Cuba has opened up to some degree of capitalism since 2008 under Raul Castro's leadership, allowing minimal private ownership and independent expenditures. When I was there I saw some of these changes myself, from newer cars on the road, private properties for sale, to young Cubans hoping for a capitalistic country that retains its culture. Despite being a closed country and an autocratic state, the people seem eager to talk about political issues, the need for democracy, and, most importantly, better relations with the Western world.
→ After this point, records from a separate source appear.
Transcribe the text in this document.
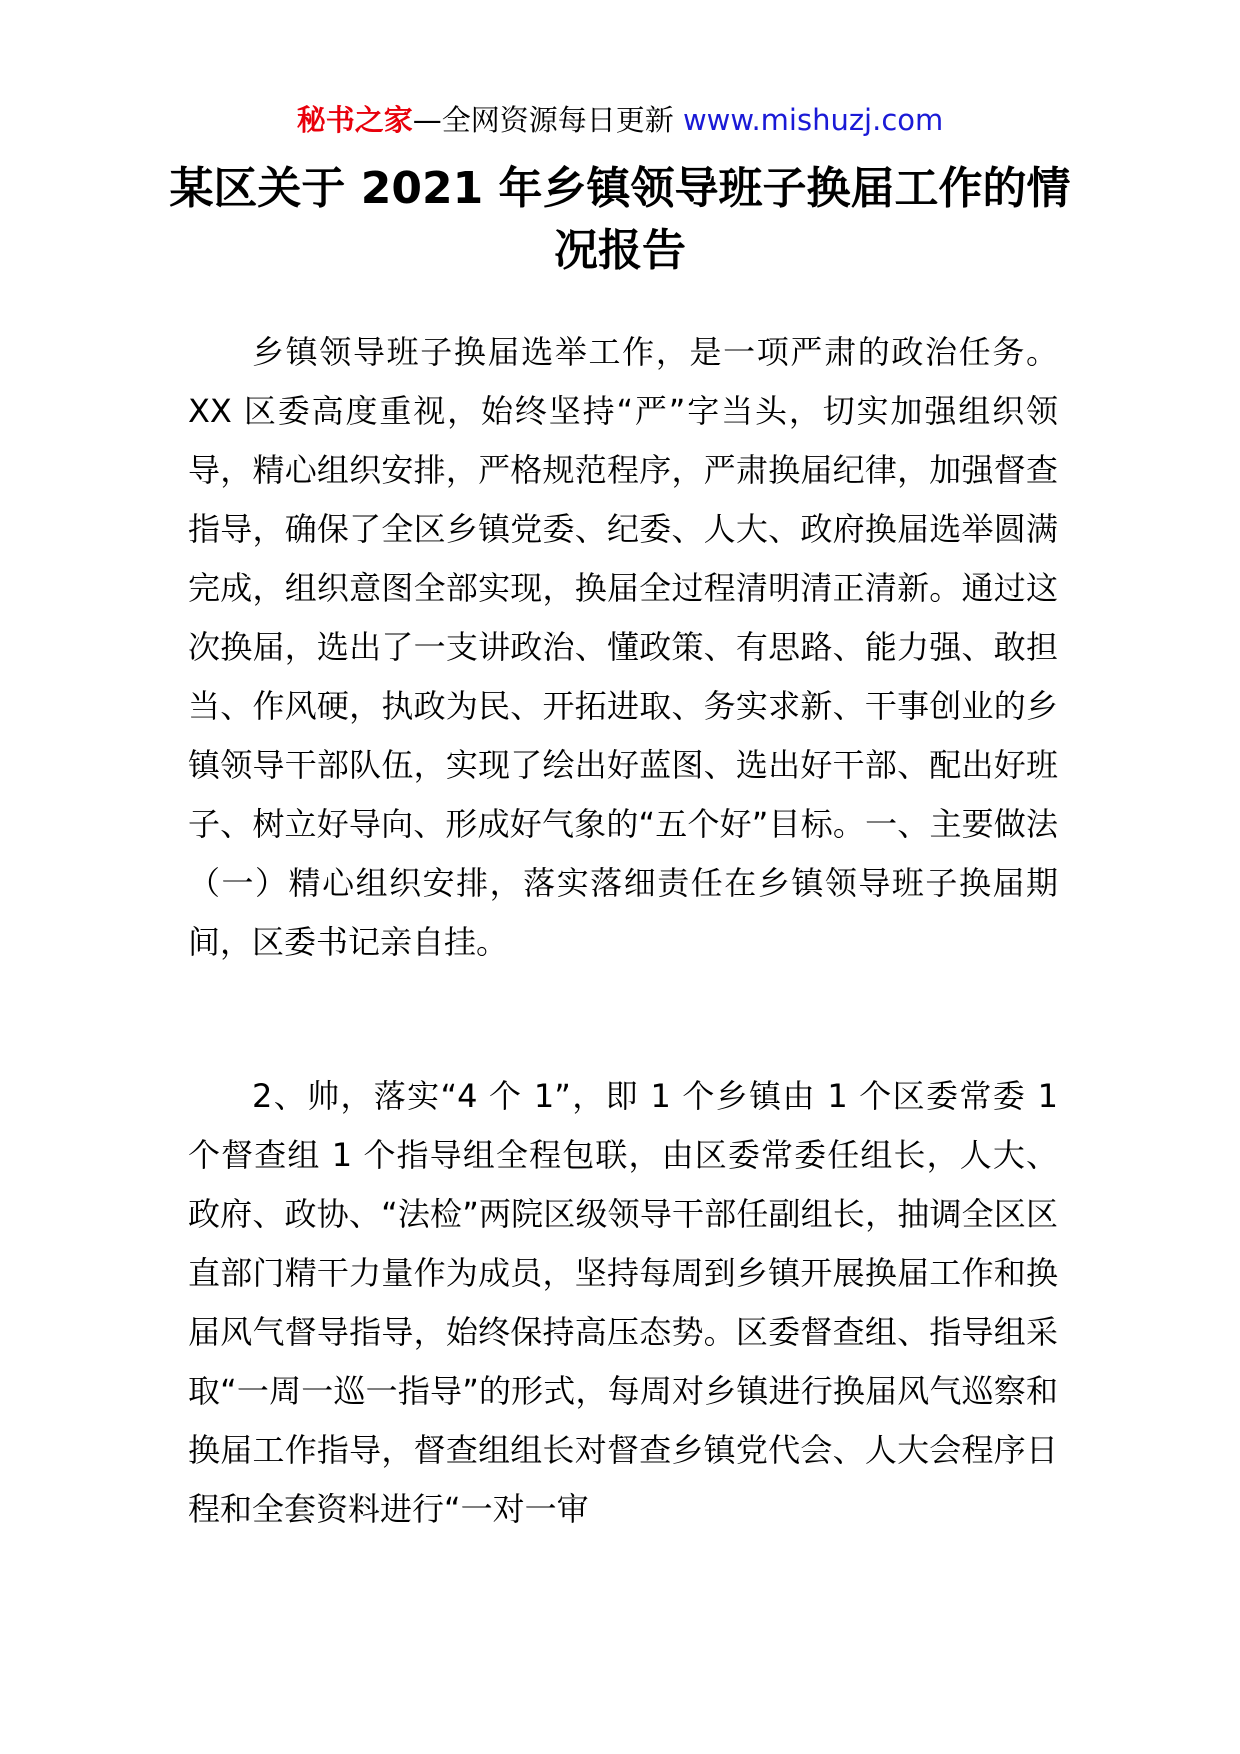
秘书之家—全网资源每日更新 www.mishuzj.com
某区关于 2021 年乡镇领导班子换届工作的情况报告

乡镇领导班子换届选举工作，是一项严肃的政治任务。XX 区委高度重视，始终坚持“严”字当头，切实加强组织领导，精心组织安排，严格规范程序，严肃换届纪律，加强督查指导，确保了全区乡镇党委、纪委、人大、政府换届选举圆满完成，组织意图全部实现，换届全过程清明清正清新。通过这次换届，选出了一支讲政治、懂政策、有思路、能力强、敢担当、作风硬，执政为民、开拓进取、务实求新、干事创业的乡镇领导干部队伍，实现了绘出好蓝图、选出好干部、配出好班子、树立好导向、形成好气象的“五个好”目标。一、主要做法（一）精心组织安排，落实落细责任在乡镇领导班子换届期间，区委书记亲自挂。

2、帅，落实“4 个 1”，即 1 个乡镇由 1 个区委常委 1 个督查组 1 个指导组全程包联，由区委常委任组长，人大、政府、政协、“法检”两院区级领导干部任副组长，抽调全区区直部门精干力量作为成员，坚持每周到乡镇开展换届工作和换届风气督导指导，始终保持高压态势。区委督查组、指导组采取“一周一巡一指导”的形式，每周对乡镇进行换届风气巡察和换届工作指导，督查组组长对督查乡镇党代会、人大会程序日程和全套资料进行“一对一审
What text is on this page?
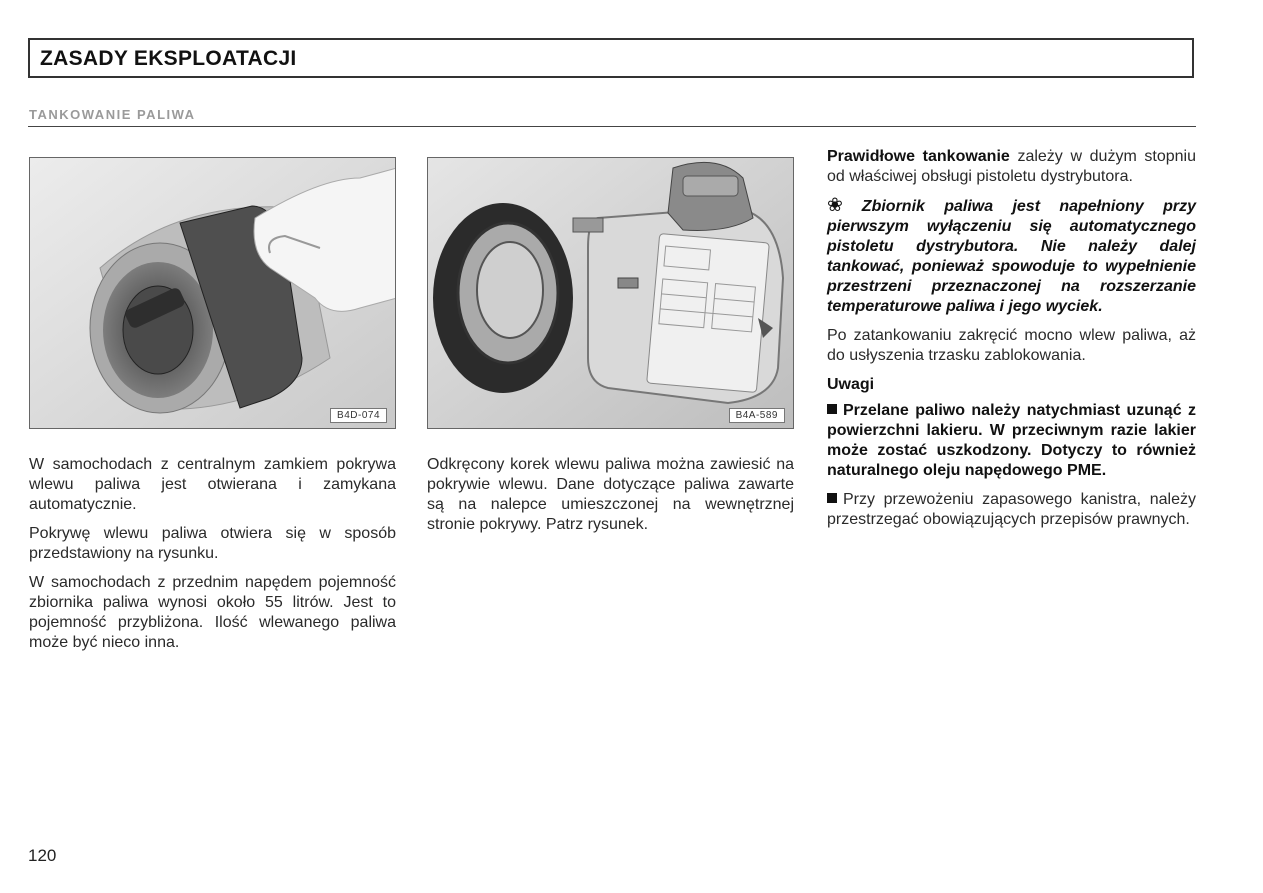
ZASADY EKSPLOATACJI
TANKOWANIE PALIWA
B4D-074	B4A-589

W samochodach z centralnym zamkiem pokrywa wlewu paliwa jest otwierana i zamykana automatycznie.

Pokrywę wlewu paliwa otwiera się w sposób przedstawiony na rysunku.

W samochodach z przednim napędem pojemność zbiornika paliwa wynosi około 55 litrów. Jest to pojemność przybliżona. Ilość wlewanego paliwa może być nieco inna.

Odkręcony korek wlewu paliwa można zawiesić na pokrywie wlewu. Dane dotyczące paliwa zawarte są na nalepce umieszczonej na wewnętrznej stronie pokrywy. Patrz rysunek.

Prawidłowe tankowanie zależy w dużym stopniu od właściwej obsługi pistoletu dystrybutora.

❀ Zbiornik paliwa jest napełniony przy pierwszym wyłączeniu się automatycznego pistoletu dystrybutora. Nie należy dalej tankować, ponieważ spowoduje to wypełnienie przestrzeni przeznaczonej na rozszerzanie temperaturowe paliwa i jego wyciek.

Po zatankowaniu zakręcić mocno wlew paliwa, aż do usłyszenia trzasku zablokowania.

Uwagi

Przelane paliwo należy natychmiast uzunąć z powierzchni lakieru. W przeciwnym razie lakier może zostać uszkodzony. Dotyczy to również naturalnego oleju napędowego PME.

Przy przewożeniu zapasowego kanistra, należy przestrzegać obowiązujących przepisów prawnych.

120
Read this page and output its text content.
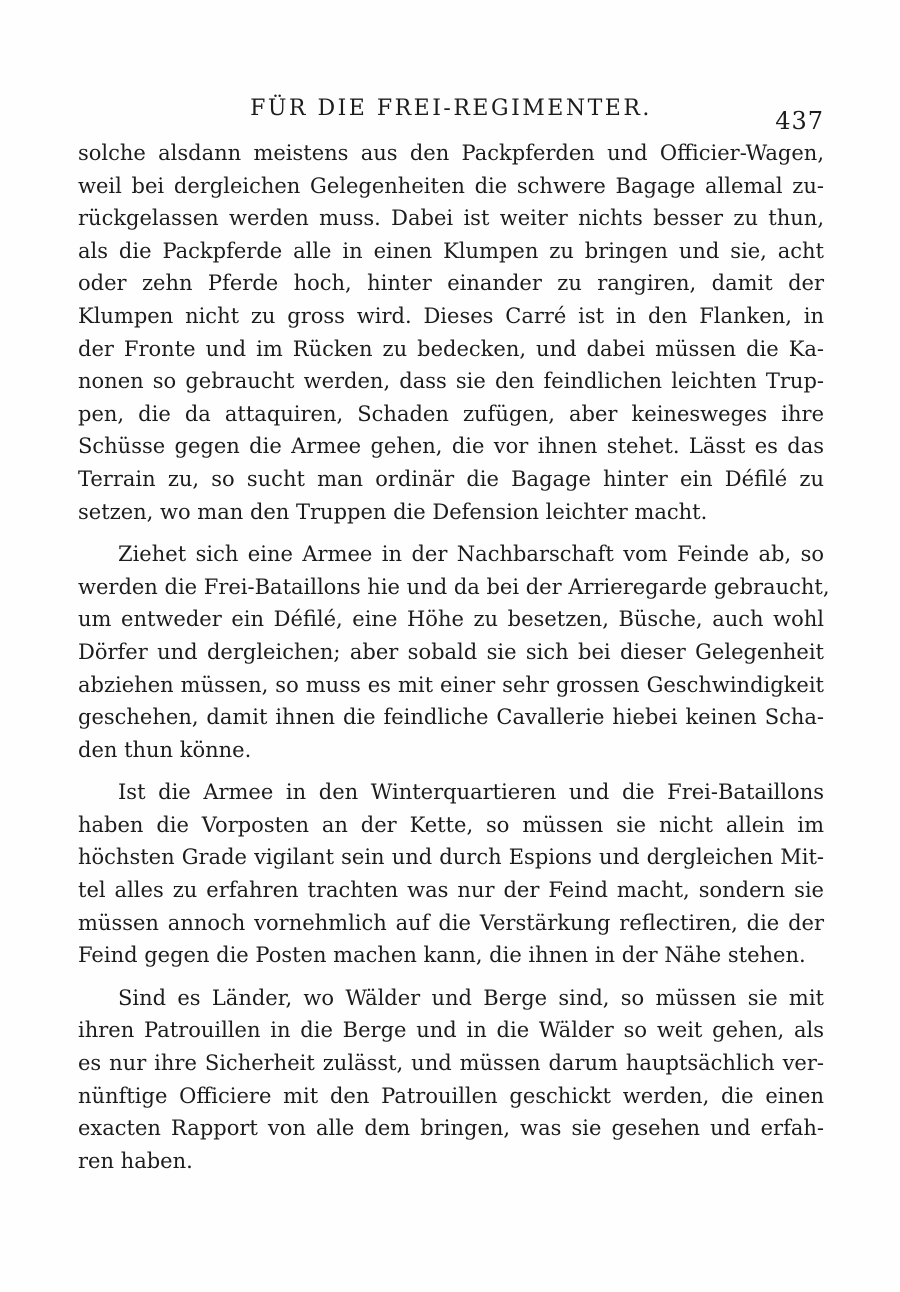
FÜR DIE FREI-REGIMENTER.	437
solche alsdann meistens aus den Packpferden und Officier-Wagen,
weil bei dergleichen Gelegenheiten die schwere Bagage allemal zu-
rückgelassen werden muss. Dabei ist weiter nichts besser zu thun,
als die Packpferde alle in einen Klumpen zu bringen und sie, acht
oder zehn Pferde hoch, hinter einander zu rangiren, damit der
Klumpen nicht zu gross wird. Dieses Carré ist in den Flanken, in
der Fronte und im Rücken zu bedecken, und dabei müssen die Ka-
nonen so gebraucht werden, dass sie den feindlichen leichten Trup-
pen, die da attaquiren, Schaden zufügen, aber keinesweges ihre
Schüsse gegen die Armee gehen, die vor ihnen stehet. Lässt es das
Terrain zu, so sucht man ordinär die Bagage hinter ein Défilé zu
setzen, wo man den Truppen die Defension leichter macht.
Ziehet sich eine Armee in der Nachbarschaft vom Feinde ab, so
werden die Frei-Bataillons hie und da bei der Arrieregarde gebraucht,
um entweder ein Défilé, eine Höhe zu besetzen, Büsche, auch wohl
Dörfer und dergleichen; aber sobald sie sich bei dieser Gelegenheit
abziehen müssen, so muss es mit einer sehr grossen Geschwindigkeit
geschehen, damit ihnen die feindliche Cavallerie hiebei keinen Scha-
den thun könne.
Ist die Armee in den Winterquartieren und die Frei-Bataillons
haben die Vorposten an der Kette, so müssen sie nicht allein im
höchsten Grade vigilant sein und durch Espions und dergleichen Mit-
tel alles zu erfahren trachten was nur der Feind macht, sondern sie
müssen annoch vornehmlich auf die Verstärkung reflectiren, die der
Feind gegen die Posten machen kann, die ihnen in der Nähe stehen.
Sind es Länder, wo Wälder und Berge sind, so müssen sie mit
ihren Patrouillen in die Berge und in die Wälder so weit gehen, als
es nur ihre Sicherheit zulässt, und müssen darum hauptsächlich ver-
nünftige Officiere mit den Patrouillen geschickt werden, die einen
exacten Rapport von alle dem bringen, was sie gesehen und erfah-
ren haben.
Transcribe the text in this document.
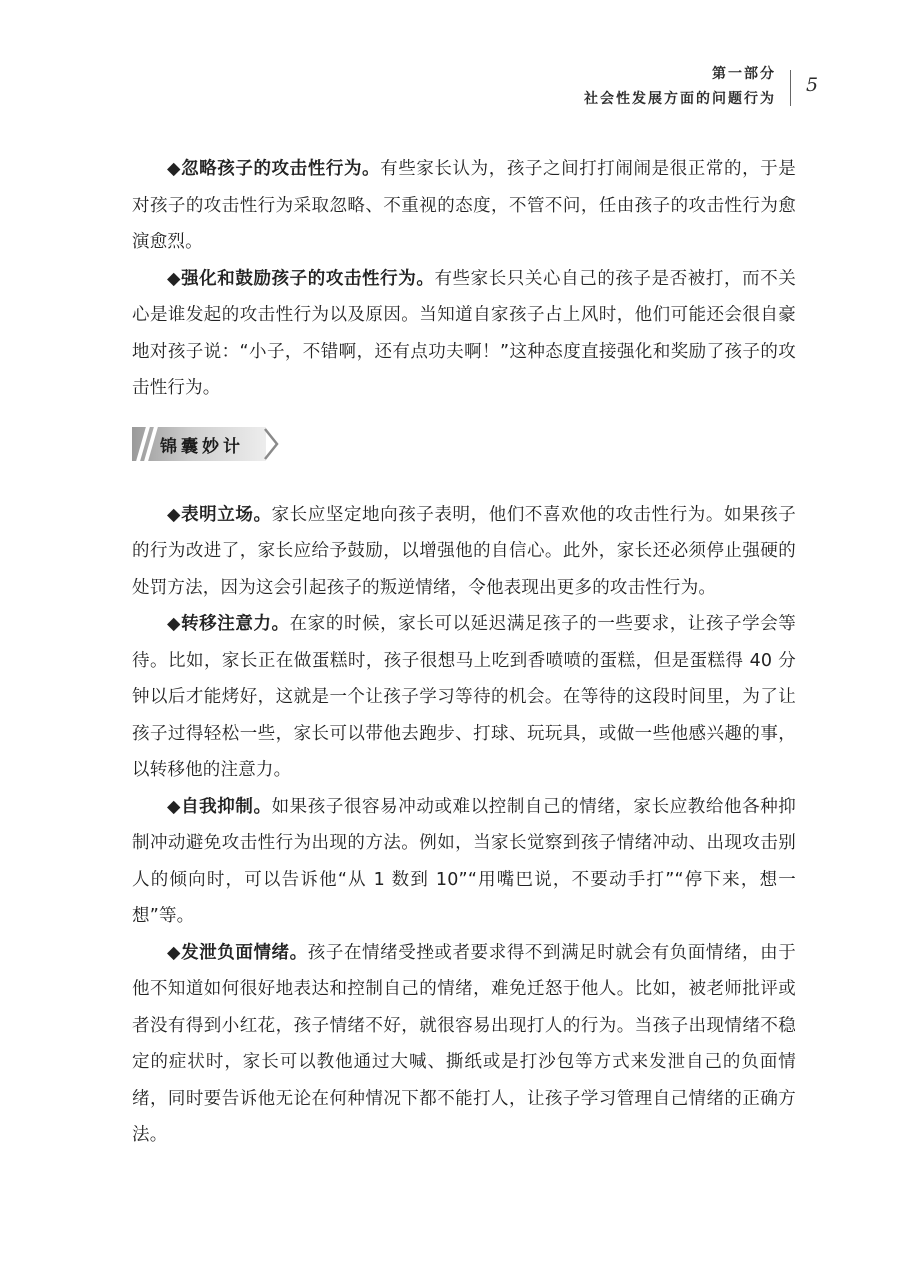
第一部分
社会性发展方面的问题行为
5

◆忽略孩子的攻击性行为。有些家长认为，孩子之间打打闹闹是很正常的，于是对孩子的攻击性行为采取忽略、不重视的态度，不管不问，任由孩子的攻击性行为愈演愈烈。

◆强化和鼓励孩子的攻击性行为。有些家长只关心自己的孩子是否被打，而不关心是谁发起的攻击性行为以及原因。当知道自家孩子占上风时，他们可能还会很自豪地对孩子说：“小子，不错啊，还有点功夫啊！”这种态度直接强化和奖励了孩子的攻击性行为。

锦囊妙计

◆表明立场。家长应坚定地向孩子表明，他们不喜欢他的攻击性行为。如果孩子的行为改进了，家长应给予鼓励，以增强他的自信心。此外，家长还必须停止强硬的处罚方法，因为这会引起孩子的叛逆情绪，令他表现出更多的攻击性行为。

◆转移注意力。在家的时候，家长可以延迟满足孩子的一些要求，让孩子学会等待。比如，家长正在做蛋糕时，孩子很想马上吃到香喷喷的蛋糕，但是蛋糕得 40 分钟以后才能烤好，这就是一个让孩子学习等待的机会。在等待的这段时间里，为了让孩子过得轻松一些，家长可以带他去跑步、打球、玩玩具，或做一些他感兴趣的事，以转移他的注意力。

◆自我抑制。如果孩子很容易冲动或难以控制自己的情绪，家长应教给他各种抑制冲动避免攻击性行为出现的方法。例如，当家长觉察到孩子情绪冲动、出现攻击别人的倾向时，可以告诉他“从 1 数到 10”“用嘴巴说，不要动手打”“停下来，想一想”等。

◆发泄负面情绪。孩子在情绪受挫或者要求得不到满足时就会有负面情绪，由于他不知道如何很好地表达和控制自己的情绪，难免迁怒于他人。比如，被老师批评或者没有得到小红花，孩子情绪不好，就很容易出现打人的行为。当孩子出现情绪不稳定的症状时，家长可以教他通过大喊、撕纸或是打沙包等方式来发泄自己的负面情绪，同时要告诉他无论在何种情况下都不能打人，让孩子学习管理自己情绪的正确方法。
One Cuban, with whom I spoke, described the mindset of the people as "Fidelist" rather than socialist or communist, believing in what Castro has done, but disdaining the political and lack of personal freedoms for the ordinary Cuban. Many Cubans believe that the revolution benefited ordinary Cubans, although now the government has become inefficient at fulfilling the needs of the community. Despite this repression and inefficiency, the government does provide the basic needs and services for the people as so far as possible. This stands in stark contrast to the regime that preceded Castro.
Although I was undoubtedly sheltered from some of the abuses of the regime by being shown model programs, one Cuban mentioned that he had heard stories of people disappearing in the night never to be seen again. This is all too common in authoritarian states like Cuba, Laos or Eritrea. Despite autocratic rule, the literacy rate and health care may be far above average for a poor country, but the political freedom of ordinary Cubans is significantly below average for developing countries.
Despite political repression suffered by ordinary Cubans, many seem to feel as though there is significant improvement from the days of the past. After public outrage in the 1990s, the government allowed freedom of religion and limited freedom of speech. Many of these issues come down not purely from a failed system, but from a refusal of the United States to end its long lasting trade embargo. Cuba has suffered many hardships from the collapse of the Soviet Union in the 1990s as well, and the collapse has consequently made Cuba one of the poorest nations in the world.
The goal of the embargo was to force Cuba to adopt a representative democracy, something which has backfired. The Castro regime uses the embargo to explain many of the ills of the country and has held on to power through an authoritarian regime. The Cuban economy is nearly stagnant due to the embargo. It is not the regime that the embargo harms, rather it is the people of Cuba who struggle to sustain themselves. The political elites benefit from the embargo, for it provides a political scapegoat. After 50 years of an embargo, there is no reason to think that another 50 years will bring down the regime. We only hurt those without power, not those who actually hold on to power.
The embargo is one of the last relics of the Cold War, along with the DMZ of the two Koreas, a relic that serves little purpose. One could have perhaps make a case that when the USSR was in existence and able to aid Cuba financially and militarily, an embargo would serve as a deterrent. That era is long gone. Cuba is a poor country with no ability to create such weapons. They have enough trouble feeding their people and keeping social services functioning.
As shown by recent political polling, the majority of the American public is in support of lifting the embargo. While Americans have a generally negative view of Castro's regime, they crave political discourse and further openness with Cuba. The end of the embargo would harm the regime, and hopefully bring about a new period of openness for Cuba. Along with this, it would bring power back to ordinary Cubans as opposed to the political hardliners championing anti-us rhetoric. If the United States truly desires democracy in Cuba, the Cuban embargo must come to an end.